Pour affronter au mieux ces conditions hivernales particulièrement rudes, voici quelques conseils en matière d’alimentation ainsi que des pistes pour renforcer ses défenses immunitaires pour éviter de tomber malade.

 

 

Alimentation : du carburant pour chauffer son corps et son esprit…

 

Le carburant premier du corps sont les sucres dits lents. Ils produisent de l’énergie qui va alimenter les muscles, le cerveau et qui va aussi réguler la température corporelle en la maintenant stable. Compte tenu du froid, les besoins énergétiques sont accrus pour maintenir la température interne du corps un peu comme votre consommation d’électricité pour garder une température acceptable chez vous. Vous avez d’ailleurs peut-être déjà constater que vous aviez un peu plus d’appétit en ce moment.

 

Veillez donc à consommer à tous les repas des sucres lents qui sont dans le pain, les pâtes, le riz, les céréales comme le petit épeautre, le blé, le sarrasin, le kamut, le quinoa par exemple. On retrouve également des sucres lents dans les légumes secs comme les haricots blanc, les lentilles, les pois chiches par exemple. Pour une meilleure digestion, pensez à les faire tremper une nuit au moins et à mettre une branche de romarin dans l’eau pendant la cuisson, cuisson qui sera moins longue grâce au trempage préalable.

 

L’autre nutriment essentiel pour lutter efficacement contre le froid c’est le gras.
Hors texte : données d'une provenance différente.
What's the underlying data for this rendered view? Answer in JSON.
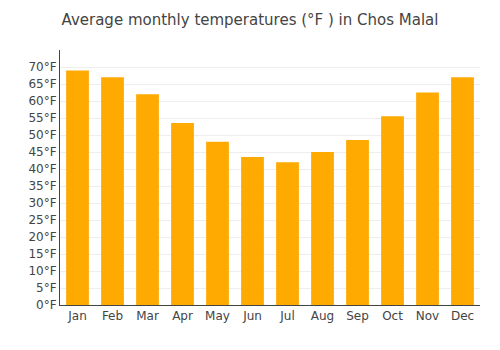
{
  "chart_data": {
    "type": "bar",
    "title": "Average monthly temperatures (°F ) in Chos Malal",
    "categories": [
      "Jan",
      "Feb",
      "Mar",
      "Apr",
      "May",
      "Jun",
      "Jul",
      "Aug",
      "Sep",
      "Oct",
      "Nov",
      "Dec"
    ],
    "values": [
      69,
      67,
      62,
      53.5,
      48,
      43.5,
      42,
      45,
      48.5,
      55.5,
      62.5,
      67
    ],
    "color": "#FFAA00",
    "ylim": [
      0,
      75
    ],
    "yticks": [
      {
        "value": 0,
        "label": "0°F"
      },
      {
        "value": 5,
        "label": "5°F"
      },
      {
        "value": 10,
        "label": "10°F"
      },
      {
        "value": 15,
        "label": "15°F"
      },
      {
        "value": 20,
        "label": "20°F"
      },
      {
        "value": 25,
        "label": "25°F"
      },
      {
        "value": 30,
        "label": "30°F"
      },
      {
        "value": 35,
        "label": "35°F"
      },
      {
        "value": 40,
        "label": "40°F"
      },
      {
        "value": 45,
        "label": "45°F"
      },
      {
        "value": 50,
        "label": "50°F"
      },
      {
        "value": 55,
        "label": "55°F"
      },
      {
        "value": 60,
        "label": "60°F"
      },
      {
        "value": 65,
        "label": "65°F"
      },
      {
        "value": 70,
        "label": "70°F"
      }
    ],
    "grid": true
  }
}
Là encore, vous avez peut-être aussi remarqué qu’en hiver on est un peu plus « enrobé » qu’en été…  Il sert de carburant et « isole » du froid. Mais pas n’importe lequel. Les bons acides gras essentiels, les fameux omega 3 – 6 et 9 se retrouvent dans les huiles de première pression à froid. Vous pouvez varier et mélanger les huiles pour couvrir un apport de tous ces omega avec l’huile d’olive et l’huile de colza. Prendre 2 à 3 cuillères à soupe d’huile par jour. Attention ça ne représente pas tant que ça si on mange une salade et des légumes vapeur. Le beurre est également intéressant pour son apport en vitamine A. La purée d’amande, de sésame ou de noisette représentent aussi une source d’acides gras de bonne qualité.

 

 

De l’eau pour hydrater et des plantes pour réchauffer …

 

Il est important de privilégier des repas chauds tout comme les boissons chaudes. L’hydratation en hiver est aussi importante qu’en été car tout comme en été, le chaud des chauffages déshydrate. On le ressent moins car la température extérieure est plus fraiche.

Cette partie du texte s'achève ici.